Barriers to Development - KAA and Evaluation Paragraphs
- A-Level, IB
- AQA, Edexcel, OCR, IB, Eduqas, WJEC
Last updated 21 Feb 2019
In this short video, we look through some KAA and evaluation paragraphs relating to this question: "Examine the barriers that hold back the level of economic development."
The first barrier facing developing countries is primary product dependency - this is when the economy is dominated by primary sectors (typically extraction of natural resources such as copper by the Democratic Republic of the Congo). These are typically sectors, where there is little opportunity for value added in processing and manufacturing. Technological advancement means that these industries are capital intensive, reducing the need for a large local workforce and limiting the need for investment in human capital. Workers in these industries often earn very low wages which limits progress in reducing extreme poverty.
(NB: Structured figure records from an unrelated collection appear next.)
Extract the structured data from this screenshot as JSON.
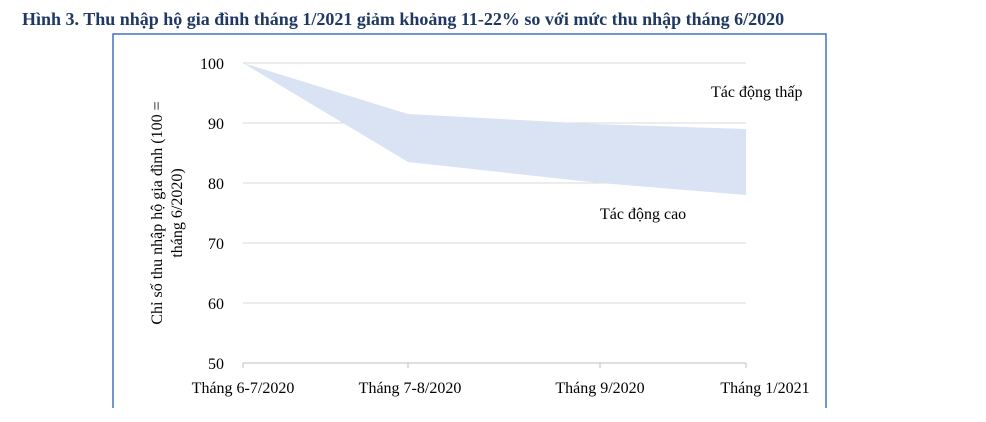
{
  "figure_title": "Hình 3. Thu nhập hộ gia đình tháng 1/2021 giảm khoảng 11-22% so với mức thu nhập tháng 6/2020",
  "chart_data": {
    "type": "area",
    "title": "Hình 3. Thu nhập hộ gia đình tháng 1/2021 giảm khoảng 11-22% so với mức thu nhập tháng 6/2020",
    "ylabel_lines": [
      "Chỉ số thu nhập hộ gia đình (100 =",
      "tháng 6/2020)"
    ],
    "xlabel": "",
    "categories": [
      "Tháng 6-7/2020",
      "Tháng 7-8/2020",
      "Tháng 9/2020",
      "Tháng 1/2021"
    ],
    "ylim": [
      50,
      100
    ],
    "yticks": [
      50,
      60,
      70,
      80,
      90,
      100
    ],
    "grid": true,
    "series": [
      {
        "name": "Tác động thấp",
        "values": [
          100,
          91.5,
          89.8,
          89.0
        ]
      },
      {
        "name": "Tác động cao",
        "values": [
          100,
          83.5,
          80.0,
          78.0
        ]
      }
    ],
    "band_color": "#dae3f3",
    "frame_color": "#4472c4",
    "grid_color": "#d9d9d9"
  }
}
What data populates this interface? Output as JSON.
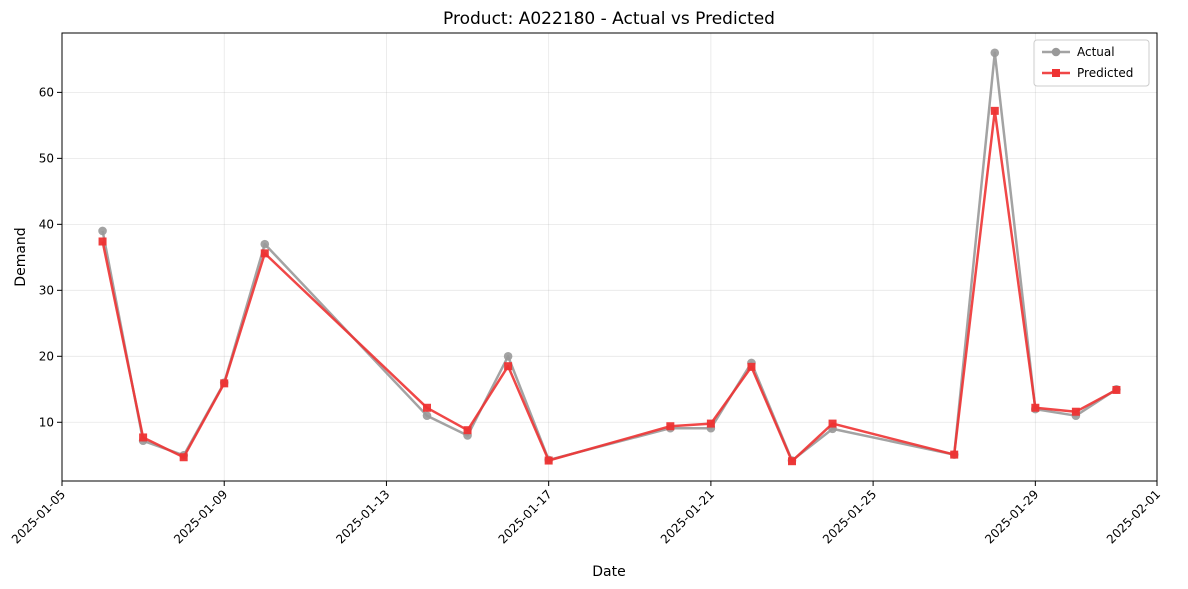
{
  "chart_data": {
    "type": "line",
    "title": "Product: A022180 - Actual vs Predicted",
    "xlabel": "Date",
    "ylabel": "Demand",
    "x": [
      "2025-01-06",
      "2025-01-07",
      "2025-01-08",
      "2025-01-09",
      "2025-01-10",
      "2025-01-14",
      "2025-01-15",
      "2025-01-16",
      "2025-01-17",
      "2025-01-20",
      "2025-01-21",
      "2025-01-22",
      "2025-01-23",
      "2025-01-24",
      "2025-01-27",
      "2025-01-28",
      "2025-01-29",
      "2025-01-30",
      "2025-01-31"
    ],
    "series": [
      {
        "name": "Actual",
        "color": "#999999",
        "marker": "circle",
        "values": [
          39,
          7.2,
          5,
          16,
          37,
          11,
          8,
          20,
          4.3,
          9.1,
          9.1,
          19,
          4.2,
          9,
          5.1,
          66,
          12,
          11,
          15
        ]
      },
      {
        "name": "Predicted",
        "color": "#ee3333",
        "marker": "square",
        "values": [
          37.4,
          7.7,
          4.7,
          15.9,
          35.6,
          12.2,
          8.8,
          18.5,
          4.2,
          9.4,
          9.8,
          18.4,
          4.1,
          9.8,
          5.1,
          57.2,
          12.2,
          11.6,
          14.9
        ]
      }
    ],
    "x_ticks": [
      "2025-01-05",
      "2025-01-09",
      "2025-01-13",
      "2025-01-17",
      "2025-01-21",
      "2025-01-25",
      "2025-01-29",
      "2025-02-01"
    ],
    "xlim": [
      "2025-01-05",
      "2025-02-01"
    ],
    "y_ticks": [
      10,
      20,
      30,
      40,
      50,
      60
    ],
    "ylim": [
      1.1,
      69.0
    ],
    "grid": true,
    "legend_position": "top-right"
  }
}
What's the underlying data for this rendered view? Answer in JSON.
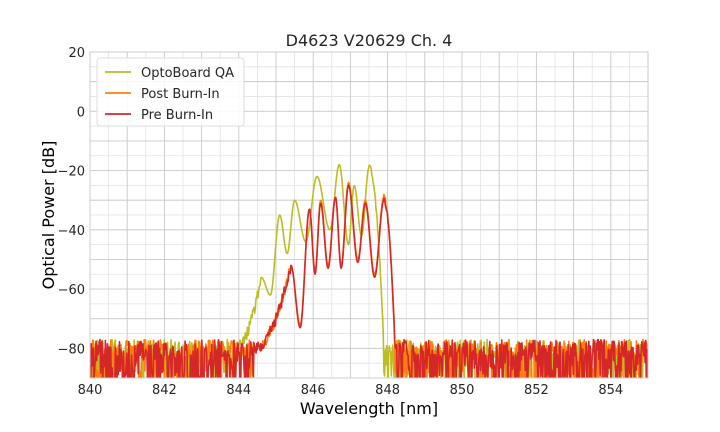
{
  "chart_data": {
    "type": "line",
    "title": "D4623 V20629 Ch. 4",
    "xlabel": "Wavelength [nm]",
    "ylabel": "Optical Power [dB]",
    "xlim": [
      840,
      855
    ],
    "ylim": [
      -90,
      20
    ],
    "xticks": [
      "840",
      "842",
      "844",
      "846",
      "848",
      "850",
      "852",
      "854"
    ],
    "yticks": [
      "20",
      "0",
      "−20",
      "−40",
      "−60",
      "−80"
    ],
    "grid": true,
    "legend_position": "top-left",
    "noise_floor_db": -80,
    "series": [
      {
        "name": "OptoBoard QA",
        "color": "#bcbd22",
        "peaks": [
          {
            "x": 844.6,
            "y": -56
          },
          {
            "x": 845.1,
            "y": -35
          },
          {
            "x": 845.5,
            "y": -30
          },
          {
            "x": 846.1,
            "y": -22
          },
          {
            "x": 846.7,
            "y": -18
          },
          {
            "x": 847.1,
            "y": -25
          },
          {
            "x": 847.5,
            "y": -19
          }
        ],
        "valleys": [
          {
            "x": 844.85,
            "y": -62
          },
          {
            "x": 845.3,
            "y": -48
          },
          {
            "x": 845.8,
            "y": -44
          },
          {
            "x": 846.45,
            "y": -40
          },
          {
            "x": 846.95,
            "y": -45
          },
          {
            "x": 847.3,
            "y": -42
          }
        ],
        "band_edges": [
          843.9,
          847.9
        ]
      },
      {
        "name": "Post Burn-In",
        "color": "#ff7f0e",
        "peaks": [
          {
            "x": 845.4,
            "y": -52
          },
          {
            "x": 845.9,
            "y": -33
          },
          {
            "x": 846.2,
            "y": -30
          },
          {
            "x": 846.6,
            "y": -29
          },
          {
            "x": 846.95,
            "y": -24
          },
          {
            "x": 847.4,
            "y": -30
          },
          {
            "x": 847.9,
            "y": -29
          }
        ],
        "valleys": [
          {
            "x": 845.65,
            "y": -72
          },
          {
            "x": 846.05,
            "y": -54
          },
          {
            "x": 846.4,
            "y": -52
          },
          {
            "x": 846.75,
            "y": -52
          },
          {
            "x": 847.2,
            "y": -50
          },
          {
            "x": 847.65,
            "y": -55
          }
        ],
        "band_edges": [
          844.4,
          848.2
        ]
      },
      {
        "name": "Pre Burn-In",
        "color": "#d62728",
        "peaks": [
          {
            "x": 845.4,
            "y": -52
          },
          {
            "x": 845.9,
            "y": -33
          },
          {
            "x": 846.2,
            "y": -31
          },
          {
            "x": 846.6,
            "y": -29
          },
          {
            "x": 846.95,
            "y": -25
          },
          {
            "x": 847.4,
            "y": -31
          },
          {
            "x": 847.9,
            "y": -30
          }
        ],
        "valleys": [
          {
            "x": 845.65,
            "y": -73
          },
          {
            "x": 846.05,
            "y": -55
          },
          {
            "x": 846.4,
            "y": -53
          },
          {
            "x": 846.75,
            "y": -53
          },
          {
            "x": 847.2,
            "y": -51
          },
          {
            "x": 847.65,
            "y": -56
          }
        ],
        "band_edges": [
          844.4,
          848.2
        ]
      }
    ]
  }
}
However, the extent to which primary product dependency is harmful to development depends on the quality of governance and state capacity. For instance, states can act to diversify the economy using the windfall revenues and profits from primary products in the good years by investing in a Sovereign Wealth Fund (e.g. Norway) and a Stabilisation Fund set up by Ghana. Diversification also means that the workforce can work in industries with greater value added, such as the processing of oil, coffee and copper which will result in higher wages and per capita incomes and consumption which promotes development.
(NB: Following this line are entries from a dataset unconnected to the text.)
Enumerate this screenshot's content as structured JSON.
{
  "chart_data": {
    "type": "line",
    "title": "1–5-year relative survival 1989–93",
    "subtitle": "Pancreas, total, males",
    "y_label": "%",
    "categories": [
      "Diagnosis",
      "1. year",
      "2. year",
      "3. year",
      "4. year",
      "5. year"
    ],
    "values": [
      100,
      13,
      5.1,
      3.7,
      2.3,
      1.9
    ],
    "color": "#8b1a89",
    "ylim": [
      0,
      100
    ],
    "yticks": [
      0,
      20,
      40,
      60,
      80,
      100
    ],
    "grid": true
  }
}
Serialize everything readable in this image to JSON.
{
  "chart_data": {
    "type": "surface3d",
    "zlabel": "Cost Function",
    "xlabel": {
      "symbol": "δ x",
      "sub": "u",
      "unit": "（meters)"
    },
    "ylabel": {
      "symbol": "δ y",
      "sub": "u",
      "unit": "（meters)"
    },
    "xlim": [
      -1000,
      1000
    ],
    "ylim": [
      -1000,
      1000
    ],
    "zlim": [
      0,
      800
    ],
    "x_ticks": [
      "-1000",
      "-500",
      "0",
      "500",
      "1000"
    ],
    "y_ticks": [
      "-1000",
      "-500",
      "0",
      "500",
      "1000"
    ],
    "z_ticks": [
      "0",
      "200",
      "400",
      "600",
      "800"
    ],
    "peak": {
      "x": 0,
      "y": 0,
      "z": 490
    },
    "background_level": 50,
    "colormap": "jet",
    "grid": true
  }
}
A second barrier to development is capital flight. This is when there is rapid, large-scale exit of financial capital due to a reduction in confidence. The exit of financial capital reduces the supply of loanable funds which then reduces access to credit of firms and governments. The resulting increased interest rates reduces borrowing by government and individuals. As a result, capital flight can lead to a fall in investment causing a contraction in AD, and thus an increase in demand deficient unemployment as GDP growth slows and firms are left with more spare capacity.
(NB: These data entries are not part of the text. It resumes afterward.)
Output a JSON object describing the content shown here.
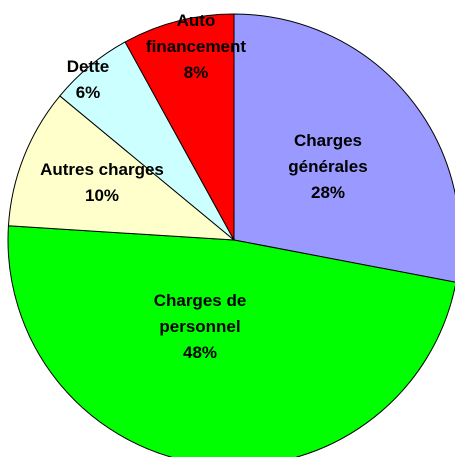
{
  "chart_data": {
    "type": "pie",
    "categories": [
      "Charges générales",
      "Charges de personnel",
      "Autres charges",
      "Dette",
      "Auto financement"
    ],
    "values": [
      28,
      48,
      10,
      6,
      8
    ],
    "value_labels": [
      "28%",
      "48%",
      "10%",
      "6%",
      "8%"
    ],
    "colors": [
      "#9999ff",
      "#00ff00",
      "#ffffcc",
      "#ccffff",
      "#ff0000"
    ]
  }
}
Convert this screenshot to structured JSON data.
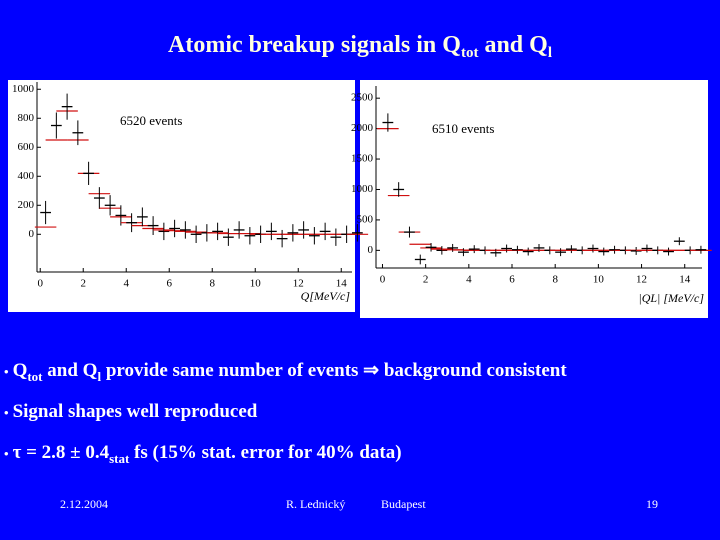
{
  "title": [
    "Atomic breakup signals in Q",
    "tot",
    "  and Q",
    "l"
  ],
  "bullets": [
    [
      "Q",
      "tot",
      " and Q",
      "l",
      " provide same number of events ⇒ background consistent"
    ],
    [
      "Signal shapes well reproduced"
    ],
    [
      "τ = 2.8 ± 0.4",
      "stat",
      " fs (15% stat. error for 40% data)"
    ]
  ],
  "footer": {
    "date": "2.12.2004",
    "author": "R. Lednický",
    "place": "Budapest",
    "page": "19"
  },
  "chart_data": [
    {
      "type": "errorbar",
      "annotation": "6520 events",
      "x_label": "Q[MeV/c]",
      "x": [
        0.25,
        0.75,
        1.25,
        1.75,
        2.25,
        2.75,
        3.25,
        3.75,
        4.25,
        4.75,
        5.25,
        5.75,
        6.25,
        6.75,
        7.25,
        7.75,
        8.25,
        8.75,
        9.25,
        9.75,
        10.25,
        10.75,
        11.25,
        11.75,
        12.25,
        12.75,
        13.25,
        13.75,
        14.25,
        14.75
      ],
      "values": [
        150,
        750,
        880,
        700,
        420,
        250,
        200,
        130,
        80,
        120,
        60,
        20,
        40,
        30,
        0,
        10,
        20,
        -20,
        30,
        -10,
        0,
        20,
        -30,
        10,
        30,
        -10,
        20,
        -20,
        0,
        10
      ],
      "errors": [
        80,
        90,
        90,
        85,
        80,
        75,
        70,
        70,
        65,
        65,
        65,
        60,
        60,
        60,
        60,
        60,
        60,
        60,
        60,
        60,
        60,
        60,
        60,
        60,
        60,
        60,
        60,
        60,
        60,
        60
      ],
      "fit": [
        50,
        650,
        850,
        650,
        420,
        280,
        180,
        120,
        80,
        60,
        40,
        30,
        25,
        20,
        15,
        10,
        10,
        5,
        5,
        5,
        0,
        0,
        0,
        0,
        0,
        0,
        0,
        0,
        0,
        0
      ],
      "color": "#000000",
      "fit_color": "#d01010",
      "xlim": [
        -0.15,
        14.5
      ],
      "ylim": [
        -260,
        1050
      ],
      "xticks": [
        0,
        2,
        4,
        6,
        8,
        10,
        12,
        14
      ],
      "yticks": [
        0,
        200,
        400,
        600,
        800,
        1000
      ]
    },
    {
      "type": "errorbar",
      "annotation": "6510 events",
      "x_label": "|QL| [MeV/c]",
      "x": [
        0.25,
        0.75,
        1.25,
        1.75,
        2.25,
        2.75,
        3.25,
        3.75,
        4.25,
        4.75,
        5.25,
        5.75,
        6.25,
        6.75,
        7.25,
        7.75,
        8.25,
        8.75,
        9.25,
        9.75,
        10.25,
        10.75,
        11.25,
        11.75,
        12.25,
        12.75,
        13.25,
        13.75,
        14.25,
        14.75
      ],
      "values": [
        2100,
        1000,
        300,
        -150,
        50,
        0,
        40,
        -30,
        20,
        0,
        -40,
        30,
        10,
        -20,
        40,
        0,
        -30,
        20,
        0,
        30,
        -20,
        10,
        0,
        -10,
        30,
        0,
        -20,
        150,
        0,
        10
      ],
      "errors": [
        150,
        120,
        90,
        80,
        70,
        70,
        65,
        65,
        65,
        65,
        65,
        65,
        65,
        65,
        65,
        65,
        65,
        65,
        65,
        65,
        65,
        65,
        65,
        65,
        65,
        65,
        65,
        65,
        65,
        65
      ],
      "fit": [
        2000,
        900,
        300,
        100,
        40,
        20,
        10,
        5,
        0,
        0,
        0,
        0,
        0,
        0,
        0,
        0,
        0,
        0,
        0,
        0,
        0,
        0,
        0,
        0,
        0,
        0,
        0,
        0,
        0,
        0
      ],
      "color": "#000000",
      "fit_color": "#d01010",
      "xlim": [
        -0.3,
        14.8
      ],
      "ylim": [
        -290,
        2700
      ],
      "xticks": [
        0,
        2,
        4,
        6,
        8,
        10,
        12,
        14
      ],
      "yticks": [
        0,
        500,
        1000,
        1500,
        2000,
        2500
      ]
    }
  ]
}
The extent to which capital flight poses a risk to development is dependent on how reliant countries are on liquid forms of capital inflows such as hot money/portfolio investment. This occurs when they are unable to attract FDI which is more stable and less susceptible to changes in investor sentiment. This is a problem that particularly affects lower-income countries. Additionally, developing nations without large foreign currency reserves will be affected from capital flight, as a central bank will be unable to defend the currency from depreciating.